Personalmente sono convinto che, per raccontare al meglio un evento come la giovinezza, ci sia bisogno di qualcuno che nonostante il passare del tempo abbia capito come tenersi stretto quell’eccesso comunicativo e vitale imparando a imbrigliarlo. E l’unico posto in cui l’eccesso può davvero sfogarsi (legalmente) è l’arte. Gli unici che possono raccontare in maniera sensata l’adolescenza, insomma, sono gli artisti.
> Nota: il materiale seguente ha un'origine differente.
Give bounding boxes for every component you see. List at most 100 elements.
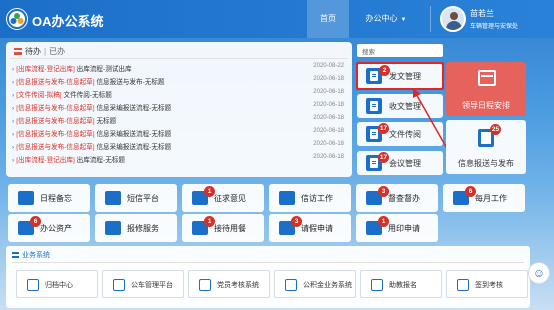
calendar-icon — [478, 70, 496, 86]
tile-petition[interactable]: 信访工作 — [269, 184, 351, 212]
meeting-badge: 17 — [378, 152, 389, 163]
todo-tag: [信息报送与发布-信息起草] — [16, 118, 95, 125]
tile-label: 每月工作 — [475, 194, 507, 203]
tile-label: 督查督办 — [388, 194, 420, 203]
todo-row[interactable]: › [文件传阅-拟稿] 文件传阅-无标题 2020-06-18 — [12, 89, 346, 101]
todo-text: 文件传阅-无标题 — [63, 92, 112, 99]
todo-date: 2020-06-18 — [313, 102, 344, 108]
flag-icon — [199, 279, 211, 291]
tile-supervision[interactable]: 3 督查督办 — [356, 184, 438, 212]
tile-solicit-opinion[interactable]: 1 征求意见 — [182, 184, 264, 212]
calendar-icon — [18, 191, 34, 205]
calendar-check-icon — [457, 279, 469, 291]
chevron-right-icon: › — [12, 66, 15, 73]
document-icon — [366, 98, 382, 114]
biz-party-assessment[interactable]: 党员考核系统 — [188, 270, 270, 298]
doc-circulate-badge: 17 — [378, 123, 389, 134]
todo-row[interactable]: › [信息报送与发布-信息起草] 无标题 2020-06-18 — [12, 115, 346, 127]
tile-seal-request[interactable]: 1 用印申请 — [356, 214, 438, 242]
biz-label: 签到考核 — [475, 282, 503, 289]
tile-label: 短信平台 — [127, 194, 159, 203]
floating-chat-button[interactable]: ☺ — [528, 262, 550, 284]
tab-pending[interactable]: 待办 — [25, 47, 41, 56]
avatar[interactable] — [440, 6, 466, 32]
todo-row[interactable]: › [出库流程-登记出库] 出库流程-无标题 2020-06-18 — [12, 154, 346, 166]
todo-row[interactable]: › [信息报送与发布-信息起草] 信息采编报送流程-无标题 2020-06-18 — [12, 102, 346, 114]
info-report-tile[interactable]: 25 信息报送与发布 — [446, 120, 526, 174]
todo-tag: [信息报送与发布-信息起草] — [16, 131, 95, 138]
biz-tutor-registration[interactable]: 助教报名 — [360, 270, 442, 298]
building-icon — [279, 191, 295, 205]
chevron-right-icon: › — [12, 79, 15, 86]
tile-label: 信访工作 — [301, 194, 333, 203]
todo-date: 2020-06-18 — [313, 141, 344, 147]
list-icon — [14, 48, 22, 56]
business-title: 业务系统 — [12, 250, 50, 260]
todo-text: 信息采编报送流程-无标题 — [96, 144, 172, 151]
todo-row[interactable]: › [信息报送与发布-信息起草] 信息采编报送流程-无标题 2020-06-18 — [12, 141, 346, 153]
todo-tag: [出库流程-登记出库] — [16, 66, 75, 73]
todo-date: 2020-06-18 — [313, 89, 344, 95]
building-icon — [285, 279, 297, 291]
todo-tag: [信息报送与发布-信息起草] — [16, 79, 95, 86]
tile-office-assets[interactable]: 6 办公资产 — [8, 214, 90, 242]
chevron-down-icon: ▼ — [400, 17, 407, 23]
chevron-right-icon: › — [12, 118, 15, 125]
todo-tag: [信息报送与发布-信息起草] — [16, 105, 95, 112]
biz-label: 助教报名 — [389, 282, 417, 289]
tile-label: 请假申请 — [301, 224, 333, 233]
user-name: 苗若兰 — [470, 9, 494, 18]
todo-text: 出库流程-测试出库 — [76, 66, 132, 73]
todo-date: 2020-06-18 — [313, 76, 344, 82]
tile-label: 报修服务 — [127, 224, 159, 233]
leader-schedule-tile[interactable]: 领导日程安排 — [446, 62, 526, 116]
todo-text: 信息采编报送流程-无标题 — [96, 105, 172, 112]
tile-label: 征求意见 — [214, 194, 246, 203]
biz-checkin-assessment[interactable]: 签到考核 — [446, 270, 528, 298]
chevron-right-icon: › — [12, 144, 15, 151]
nav-office-center[interactable]: 办公中心 ▼ — [356, 0, 416, 38]
biz-label: 公积金业务系统 — [303, 282, 352, 289]
app-title: OA办公系统 — [32, 14, 104, 29]
nav-home[interactable]: 首页 — [307, 0, 349, 38]
tile-monthly-work[interactable]: 6 每月工作 — [443, 184, 525, 212]
todo-tag: [文件传阅-拟稿] — [16, 92, 62, 99]
chevron-right-icon: › — [12, 131, 15, 138]
header-divider — [430, 6, 431, 32]
todo-divider — [10, 58, 348, 59]
tile-leave-request[interactable]: 3 请假申请 — [269, 214, 351, 242]
chevron-right-icon: › — [12, 157, 15, 164]
tile-label: 日程备忘 — [40, 194, 72, 203]
todo-row[interactable]: › [出库流程-登记出库] 出库流程-测试出库 2020-08-22 — [12, 63, 346, 75]
biz-label: 公车管理平台 — [131, 282, 173, 289]
tile-reception-dining[interactable]: 1 接待用餐 — [182, 214, 264, 242]
biz-archive-center[interactable]: 归档中心 — [16, 270, 98, 298]
business-title-text: 业务系统 — [22, 252, 50, 259]
biz-housing-fund[interactable]: 公积金业务系统 — [274, 270, 356, 298]
app-logo-icon — [6, 8, 28, 30]
todo-text: 信息报送与发布-无标题 — [96, 79, 165, 86]
todo-date: 2020-06-18 — [313, 128, 344, 134]
leader-schedule-label: 领导日程安排 — [462, 101, 510, 110]
todo-date: 2020-06-18 — [313, 154, 344, 160]
business-divider — [12, 262, 524, 263]
tile-sms-platform[interactable]: 短信平台 — [95, 184, 177, 212]
tile-label: 用印申请 — [388, 224, 420, 233]
nav-office-label: 办公中心 — [365, 14, 398, 23]
todo-date: 2020-08-22 — [313, 63, 344, 69]
search-box[interactable]: 搜索 — [357, 44, 443, 57]
todo-row[interactable]: › [信息报送与发布-信息起草] 信息报送与发布-无标题 2020-06-18 — [12, 76, 346, 88]
todo-row[interactable]: › [信息报送与发布-信息起草] 信息采编报送流程-无标题 2020-06-18 — [12, 128, 346, 140]
todo-tag: [信息报送与发布-信息起草] — [16, 144, 95, 151]
tile-schedule-memo[interactable]: 日程备忘 — [8, 184, 90, 212]
tile-repair-service[interactable]: 报修服务 — [95, 214, 177, 242]
biz-label: 归档中心 — [45, 282, 73, 289]
todo-text: 无标题 — [96, 118, 117, 125]
archive-icon — [27, 279, 39, 291]
todo-tabs: 待办 | 已办 — [14, 46, 65, 57]
form-icon — [371, 279, 383, 291]
user-dept: 车辆管理与安保处 — [470, 24, 519, 30]
tile-label: 接待用餐 — [214, 224, 246, 233]
tab-done[interactable]: 已办 — [49, 47, 65, 56]
biz-vehicle-platform[interactable]: 公车管理平台 — [102, 270, 184, 298]
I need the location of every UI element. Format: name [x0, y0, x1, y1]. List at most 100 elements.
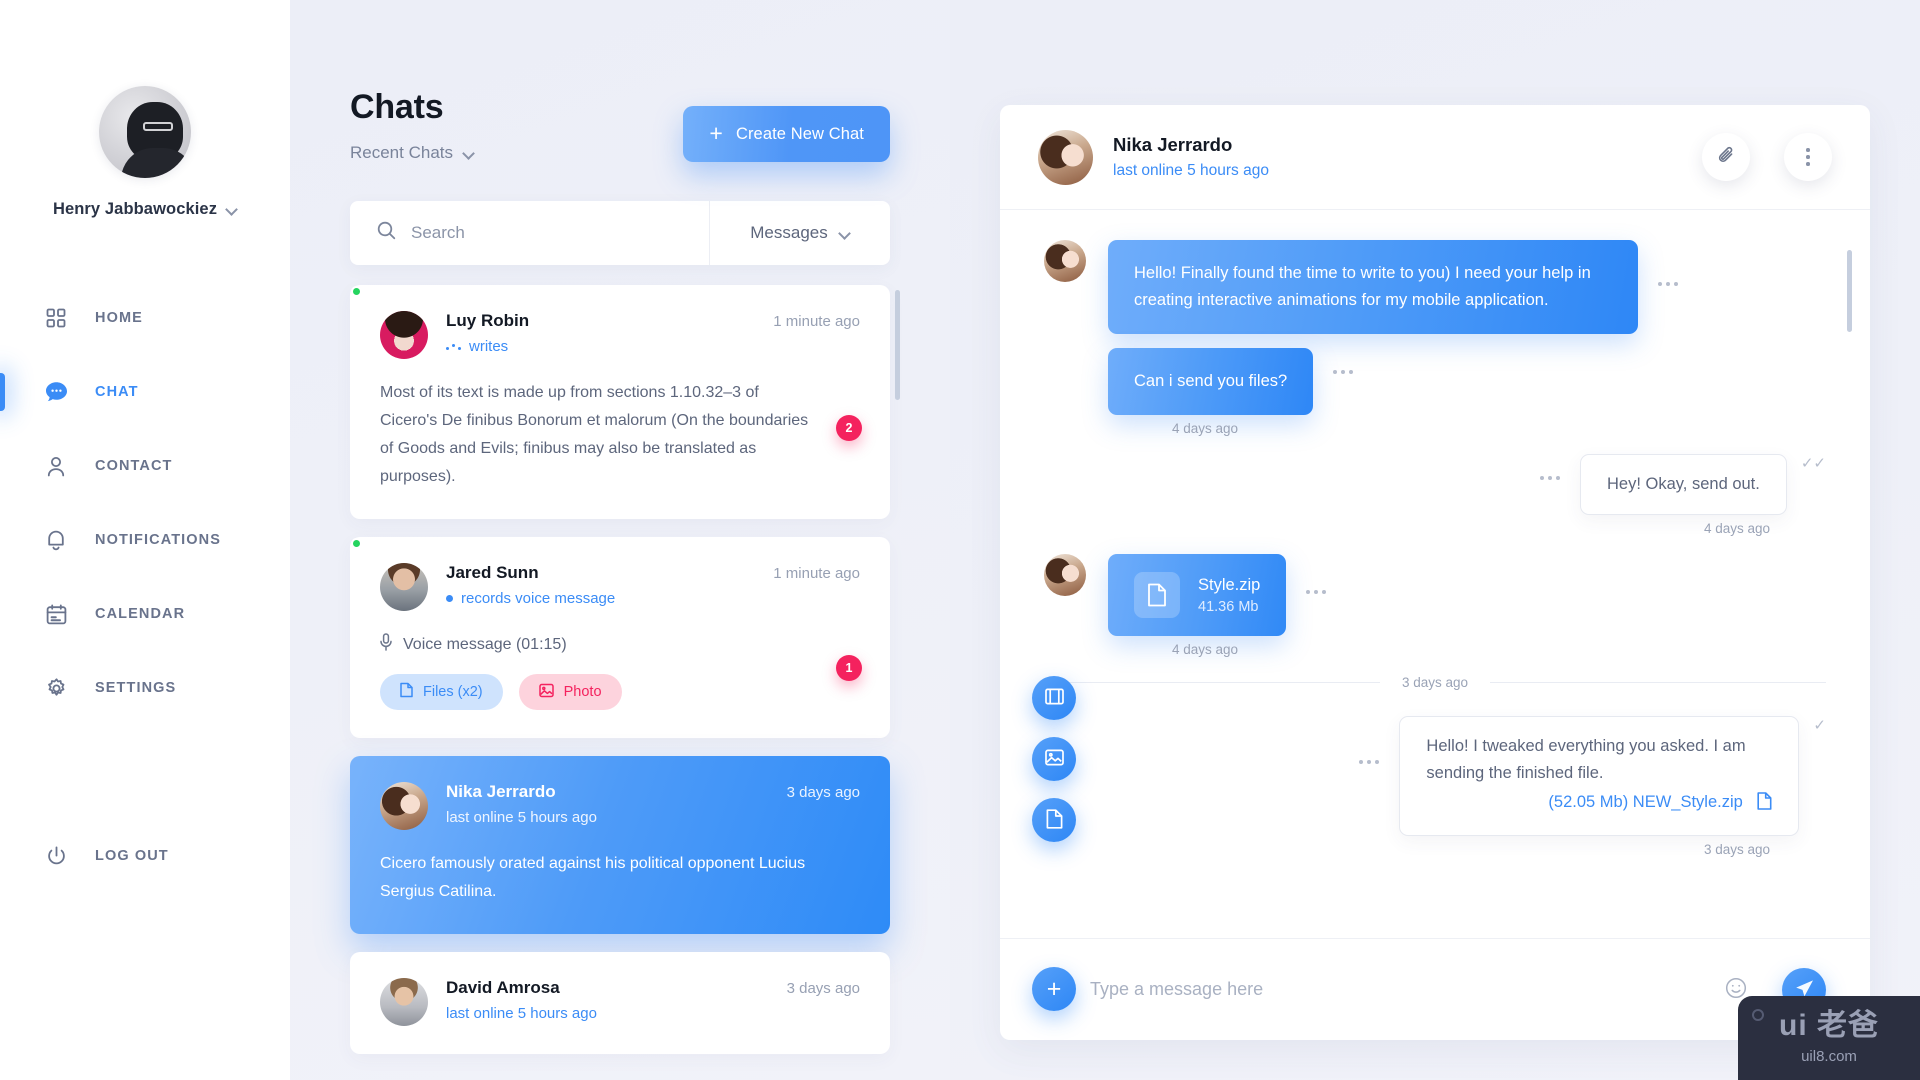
recording-dot-icon — [446, 595, 453, 602]
tag-files[interactable]: Files (x2) — [380, 674, 503, 710]
plus-icon: + — [1046, 974, 1062, 1003]
sidebar-item-calendar[interactable]: CALENDAR — [0, 577, 290, 651]
message-options-icon[interactable] — [1540, 476, 1560, 480]
file-attachment-bubble[interactable]: Style.zip 41.36 Mb — [1108, 554, 1287, 636]
add-attachment-button[interactable]: + — [1032, 967, 1076, 1011]
sidebar-item-home[interactable]: HOME — [0, 281, 290, 355]
message-row-incoming-file: Style.zip 41.36 Mb — [1044, 554, 1826, 636]
message-bubble[interactable]: Hello! I tweaked everything you asked. I… — [1399, 716, 1800, 836]
paperclip-icon — [1717, 146, 1736, 168]
file-name: Style.zip — [1198, 575, 1261, 594]
voice-message-row[interactable]: Voice message (01:15) — [380, 633, 860, 656]
sidebar-item-logout[interactable]: LOG OUT — [0, 819, 169, 893]
conversation-header: Nika Jerrardo last online 5 hours ago — [1000, 105, 1870, 210]
attach-file-button[interactable] — [1702, 133, 1750, 181]
document-icon — [1134, 572, 1180, 618]
create-new-chat-label: Create New Chat — [735, 124, 864, 143]
message-bubble[interactable]: Hello! Finally found the time to write t… — [1108, 240, 1638, 334]
avatar — [1044, 554, 1086, 596]
tag-photo[interactable]: Photo — [518, 674, 622, 710]
sidebar-item-contact[interactable]: CONTACT — [0, 429, 290, 503]
message-options-icon[interactable] — [1359, 760, 1380, 764]
avatar — [1038, 129, 1093, 185]
attach-video-button[interactable] — [1032, 676, 1076, 720]
search-field-wrap[interactable] — [350, 201, 710, 265]
create-new-chat-button[interactable]: + Create New Chat — [683, 106, 890, 162]
avatar — [380, 311, 428, 359]
online-indicator — [351, 286, 362, 297]
chevron-down-icon — [226, 204, 237, 215]
message-text: Hello! I tweaked everything you asked. I… — [1426, 737, 1746, 782]
list-item[interactable]: Luy Robin 1 minute ago writes Most of it… — [350, 285, 890, 519]
avatar — [380, 563, 428, 611]
plus-icon: + — [709, 119, 723, 146]
sidebar-item-label: LOG OUT — [95, 848, 169, 864]
avatar — [1044, 240, 1086, 282]
message-bubble[interactable]: Can i send you files? — [1108, 348, 1314, 415]
sidebar-item-chat[interactable]: CHAT — [0, 355, 290, 429]
file-download-link[interactable]: (52.05 Mb) NEW_Style.zip — [1426, 789, 1772, 819]
double-check-icon: ✓✓ — [1800, 455, 1826, 472]
message-timestamp: 4 days ago — [1172, 642, 1239, 657]
watermark-logo: ui 老爸 — [1779, 1009, 1879, 1042]
messages-dropdown[interactable]: Messages — [710, 201, 890, 265]
list-item[interactable]: Jared Sunn 1 minute ago records voice me… — [350, 537, 890, 738]
message-input[interactable] — [1090, 979, 1690, 1000]
timestamp: 1 minute ago — [773, 313, 860, 330]
status-text: records voice message — [461, 590, 616, 607]
grid-icon — [44, 306, 68, 330]
chats-panel: Chats Recent Chats + Create New Chat Sea… — [290, 0, 950, 1080]
conversation-panel: Nika Jerrardo last online 5 hours ago He… — [950, 0, 1920, 1080]
message-bubble[interactable]: Hey! Okay, send out. — [1580, 454, 1787, 515]
search-input[interactable] — [411, 223, 709, 243]
single-check-icon: ✓ — [1813, 717, 1826, 734]
day-divider: 3 days ago — [1044, 675, 1826, 690]
attachment-fab-group — [1032, 676, 1076, 842]
attach-image-button[interactable] — [1032, 737, 1076, 781]
sidebar-item-label: SETTINGS — [95, 680, 177, 696]
sidebar-item-settings[interactable]: SETTINGS — [0, 651, 290, 725]
chat-list: Luy Robin 1 minute ago writes Most of it… — [350, 285, 890, 1054]
conversation-scrollbar[interactable] — [1847, 250, 1852, 332]
message-timestamp: 4 days ago — [1703, 521, 1770, 536]
contact-name: David Amrosa — [446, 978, 560, 997]
chat-list-scrollbar[interactable] — [895, 290, 900, 400]
video-icon — [1044, 688, 1064, 708]
list-item[interactable]: David Amrosa 3 days ago last online 5 ho… — [350, 952, 890, 1054]
status-text-wrap: last online 5 hours ago — [446, 809, 860, 826]
file-icon — [400, 682, 413, 702]
message-options-icon[interactable] — [1658, 282, 1678, 286]
attachment-tags: Files (x2) Photo — [380, 674, 860, 710]
sidebar-profile[interactable]: Henry Jabbawockiez — [0, 0, 290, 219]
sidebar-item-notifications[interactable]: NOTIFICATIONS — [0, 503, 290, 577]
person-icon — [44, 454, 68, 478]
conversation-more-button[interactable] — [1784, 133, 1832, 181]
message-options-icon[interactable] — [1306, 590, 1327, 594]
chevron-down-icon — [463, 148, 474, 159]
message-row-incoming: Can i send you files? — [1044, 348, 1826, 415]
message-list: Hello! Finally found the time to write t… — [1000, 210, 1870, 938]
watermark-url: uil8.com — [1801, 1048, 1857, 1065]
unread-badge: 1 — [836, 655, 862, 681]
message-timestamp: 3 days ago — [1703, 842, 1770, 857]
sidebar-item-label: NOTIFICATIONS — [95, 532, 221, 548]
conversation-card: Nika Jerrardo last online 5 hours ago He… — [1000, 105, 1870, 1040]
power-icon — [44, 844, 68, 868]
microphone-icon — [380, 633, 392, 656]
timestamp: 3 days ago — [786, 980, 860, 997]
profile-name-row[interactable]: Henry Jabbawockiez — [53, 200, 237, 219]
avatar — [380, 978, 428, 1026]
timestamp: 1 minute ago — [773, 565, 860, 582]
sidebar-item-label: CALENDAR — [95, 606, 186, 622]
message-options-icon[interactable] — [1333, 370, 1354, 374]
image-icon — [1044, 749, 1064, 769]
image-icon — [538, 683, 554, 702]
app-root: Henry Jabbawockiez HOME CHAT CONTACT NOT… — [0, 0, 1920, 1080]
list-item-selected[interactable]: Nika Jerrardo 3 days ago last online 5 h… — [350, 756, 890, 934]
profile-name: Henry Jabbawockiez — [52, 200, 218, 218]
attach-document-button[interactable] — [1032, 798, 1076, 842]
status-text: last online 5 hours ago — [446, 1005, 597, 1022]
document-icon — [1046, 808, 1063, 832]
chevron-down-icon — [839, 228, 850, 239]
message-preview: Most of its text is made up from section… — [380, 384, 809, 485]
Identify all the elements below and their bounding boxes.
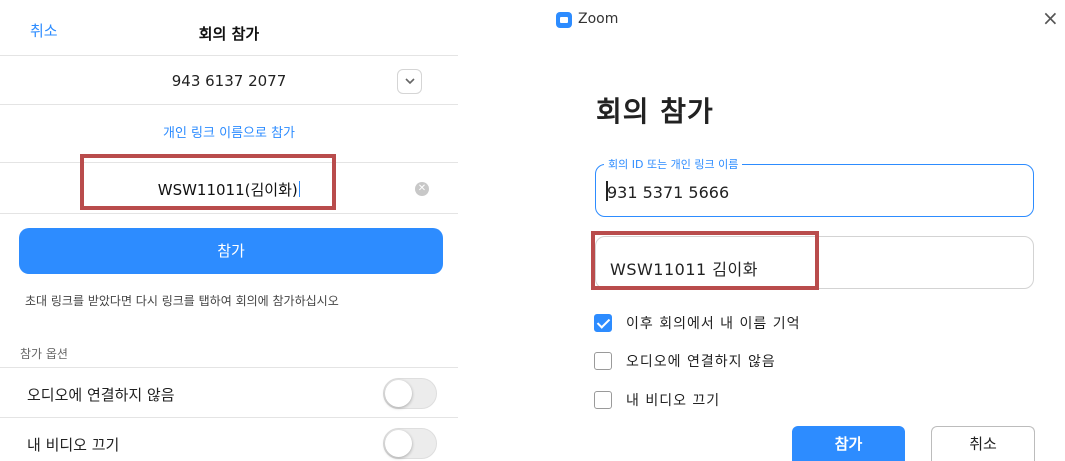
remember-name-label[interactable]: 이후 회의에서 내 이름 기억 [626,313,800,333]
highlight-box-mobile-name [80,154,336,210]
mobile-option-no-audio: 오디오에 연결하지 않음 [0,367,458,417]
clear-icon[interactable]: ✕ [415,182,429,196]
mobile-options-section-title: 참가 옵션 [20,347,68,361]
toggle-knob [385,430,412,457]
meeting-id-value[interactable]: 931 5371 5666 [607,183,729,202]
mobile-join-button[interactable]: 참가 [19,228,443,274]
mobile-option-video-off: 내 비디오 끄기 [0,417,458,461]
mobile-option-label: 내 비디오 끄기 [27,436,120,454]
mobile-meeting-id-row[interactable]: 943 6137 2077 [0,57,458,105]
chevron-down-icon[interactable] [397,69,422,94]
mobile-header: 취소 회의 참가 [0,0,458,56]
mobile-option-label: 오디오에 연결하지 않음 [27,386,175,404]
dialog-heading: 회의 참가 [596,95,714,128]
mobile-personal-link-button[interactable]: 개인 링크 이름으로 참가 [0,122,458,141]
toggle-knob [385,380,412,407]
cancel-button[interactable]: 취소 [931,426,1035,461]
text-caret [606,181,608,201]
meeting-id-field-label: 회의 ID 또는 개인 링크 이름 [604,156,743,172]
highlight-box-desktop-name [591,231,819,290]
desktop-join-dialog: Zoom × 회의 참가 회의 ID 또는 개인 링크 이름 931 5371 … [540,0,1065,461]
mobile-video-off-toggle[interactable] [383,428,437,459]
no-audio-label[interactable]: 오디오에 연결하지 않음 [626,351,776,371]
remember-name-checkbox[interactable] [594,314,612,332]
mobile-join-panel: 취소 회의 참가 943 6137 2077 개인 링크 이름으로 참가 WSW… [0,0,458,461]
mobile-no-audio-toggle[interactable] [383,378,437,409]
zoom-logo-icon [556,12,572,28]
no-audio-checkbox[interactable] [594,352,612,370]
video-off-label[interactable]: 내 비디오 끄기 [626,390,720,410]
mobile-invite-hint: 초대 링크를 받았다면 다시 링크를 탭하여 회의에 참가하십시오 [25,294,339,308]
mobile-meeting-id[interactable]: 943 6137 2077 [0,72,458,90]
video-off-checkbox[interactable] [594,391,612,409]
window-title: Zoom [578,11,619,27]
join-button[interactable]: 참가 [792,426,905,461]
mobile-page-title: 회의 참가 [198,25,260,43]
close-icon[interactable]: × [1042,6,1059,30]
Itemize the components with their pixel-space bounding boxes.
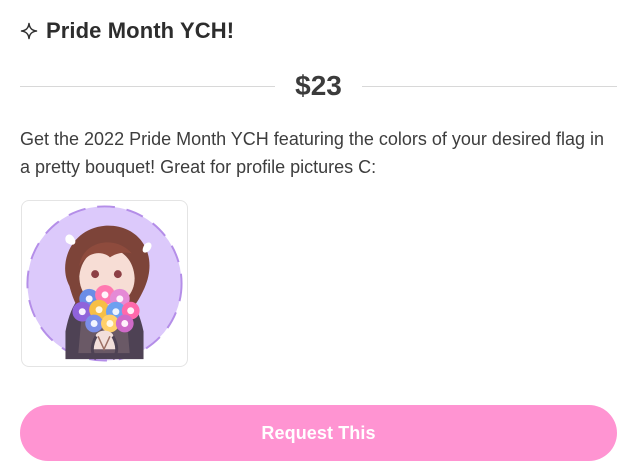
pride-bouquet-artwork <box>26 205 183 362</box>
price-row: $23 <box>20 64 617 108</box>
artwork-thumbnail[interactable] <box>21 200 188 367</box>
price-label: $23 <box>295 70 342 101</box>
price-divider-left <box>20 85 276 87</box>
page-title: Pride Month YCH! <box>46 18 235 43</box>
price-divider-right <box>361 85 617 87</box>
request-this-button[interactable]: Request This <box>20 405 617 461</box>
title-row: Pride Month YCH! <box>20 14 234 48</box>
description-text: Get the 2022 Pride Month YCH featuring t… <box>20 129 604 177</box>
sparkle-icon <box>20 22 38 40</box>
Dal momento che l’ultima volta vi abbiamo presentato Masaaki Yuasa – l’autore di anime che più di tutti, negli ultimi dieci o quindici anni, ha saputo apportare un cambio di paradigma estetico e narrativo nel mondo della serialità a cartoni – ora è il caso di approfondire la sua conoscenza parlandovi di The Tatami Galaxy, la serie che nel 2010 ha cementato lo stile di Yuasa dopo il suo esordio cinematografico (Mind Game) e televisivo (Kemonozume, Kaiba). È disponibile gratuitamente su VVVVID e, se non conoscete ancora Yuasa, difficilmente troverete qualcosa che possa prepararvi alla visione – forse i primi film sperimentali (come Angel’s Egg) di Mamoru Oshii (quello di Ghost in the Shell), che tuttavia hanno toni decisamente più cupi.
Sono sicuro, infatti, che nella vostra lunga e luminosa vita seriale non abbiate mai visto, tanto per fare l’esempio più immediato, un incipit più serrato di quello di The Tatami Galaxy (tratto dall’omonimo romanzo di Tomihiko Morimi), il cui primo impatto sullo spettatore sono 3 minuti di una densità vicina a quella di un corpo celeste. Tutto per introdurre l’innominato protagonista e narratore (uno studente universitario insoddisfatto e perennemente infelice), la Kyoto universitaria che lo circonda nei pressi di un tempio in cui la gente va a pregare per trovare l’amore, e il baracchino che vende ramen al gatto – così si sussurra sia fatto quel brodo, ma il sapore rimane ineguagliabile – in cui il ragazzo sta mangiando.
Yuasa incista l’introduzione di The Tatami Galaxy di tecniche, narrative e di animazione, occupando tutto lo spazio cognitivo dello spettatore. Nel giro di una scena, siamo inglobati nel punto di vista di un ventenne in crisi, siamo travolti dal prodotto in eccesso di una mente priva di certezza che gira su se stessa a una velocità inadatta al benessere psichico.
Mentre mangia ramen di gatto, il ragazzo incontra una divinità del tempio Shimogamo, che gli dice di far parte di un pantheon di gente soprannaturale che ogni anno si ritrova e decide le sorti amorose delle persone che sono venute a pregare. Per aiutare questo ragazzo, un po’ timido, un po’ insicuro, molto egoista e fermamente convinto di essere apprezzato meno di quanto meriti, lo spirito gli preannuncia che la bella studentessa di ingegneria Akashi è destinata a stare con uno tra lui e il suo antagonista Ozu, nemico-amico nonché compagno di cazzeggio e scorribande cattivelle all’università.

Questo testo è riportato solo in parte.